Today I’m sharing some insight from the Writer’s Almanac. Enjoy
Today in 1879, the world premiere of Henrik Ibsen‘s play A Doll’s House took place at the Royal Theatre in Copenhagen, Denmark (books by this author). When the play opened, the cast had only rehearsed together 11 times, including the dress rehearsal. There was a director, but he didn’t give much guidance to the actors about how they should approach their characters. The stage set from Ibsen’s play The Pillars of Society (1877) was still hanging around the theater, so the production used the same set for A Doll’s House.
The print version of A Doll’s House was published a couple of weeks before the stage premiere, so most of the critics had already read it. The play was hugely controversial because of its ending: the main character, Nora, walks out on her family, leaving behind her husband and three young children.

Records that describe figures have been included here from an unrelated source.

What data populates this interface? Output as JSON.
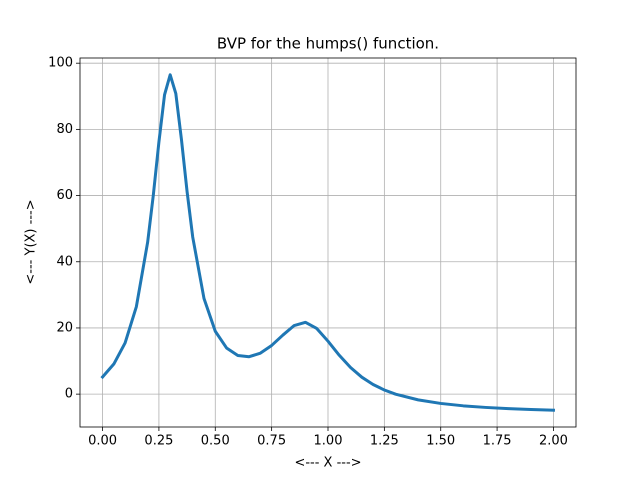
{
  "chart_data": {
    "type": "line",
    "title": "BVP for the humps() function.",
    "x_label": "<--- X --->",
    "y_label": "<--- Y(X) --->",
    "x": [
      0,
      0.05,
      0.1,
      0.15,
      0.2,
      0.225,
      0.25,
      0.275,
      0.3,
      0.325,
      0.35,
      0.375,
      0.4,
      0.45,
      0.5,
      0.55,
      0.6,
      0.65,
      0.7,
      0.75,
      0.8,
      0.85,
      0.9,
      0.95,
      1.0,
      1.05,
      1.1,
      1.15,
      1.2,
      1.25,
      1.3,
      1.4,
      1.5,
      1.6,
      1.7,
      1.8,
      1.9,
      2.0
    ],
    "series": [
      {
        "name": "Y(X)",
        "color": "#1f77b4",
        "values": [
          5.18,
          9.1,
          15.47,
          26.43,
          45.89,
          60.02,
          76.16,
          90.44,
          96.5,
          90.82,
          76.92,
          61.17,
          47.45,
          28.89,
          19,
          13.95,
          11.69,
          11.3,
          12.38,
          14.71,
          17.85,
          20.73,
          21.7,
          19.84,
          16,
          11.75,
          8.04,
          5.12,
          2.91,
          1.25,
          -0.01,
          -1.73,
          -2.81,
          -3.53,
          -4.02,
          -4.38,
          -4.65,
          -4.86
        ]
      }
    ],
    "xlim": [
      -0.1,
      2.1
    ],
    "xticks": [
      {
        "value": 0,
        "label": "0.00"
      },
      {
        "value": 0.25,
        "label": "0.25"
      },
      {
        "value": 0.5,
        "label": "0.50"
      },
      {
        "value": 0.75,
        "label": "0.75"
      },
      {
        "value": 1,
        "label": "1.00"
      },
      {
        "value": 1.25,
        "label": "1.25"
      },
      {
        "value": 1.5,
        "label": "1.50"
      },
      {
        "value": 1.75,
        "label": "1.75"
      },
      {
        "value": 2,
        "label": "2.00"
      }
    ],
    "ylim": [
      -9.93,
      101.57
    ],
    "yticks": [
      0,
      20,
      40,
      60,
      80,
      100
    ],
    "grid": true
  }
}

When A Doll’s House was first produced in Germany a year later, the lead actress, Hedwig Niemann-Raabe, refused to act the final scene, claiming that she would never leave her own children. She insisted on a new ending. There were no sufficient copyright laws to protect A Doll’s House from being rewritten by someone else, so Ibsen finally agreed to write a new ending, rather than have someone else butcher it. In the new version, Nora is overcome with emotion when her husband shows her the door to the nursery, and she sinks down on her knees and doesn’t leave. Ibsen hated the alternative ending, calling it “a barbaric outrage.”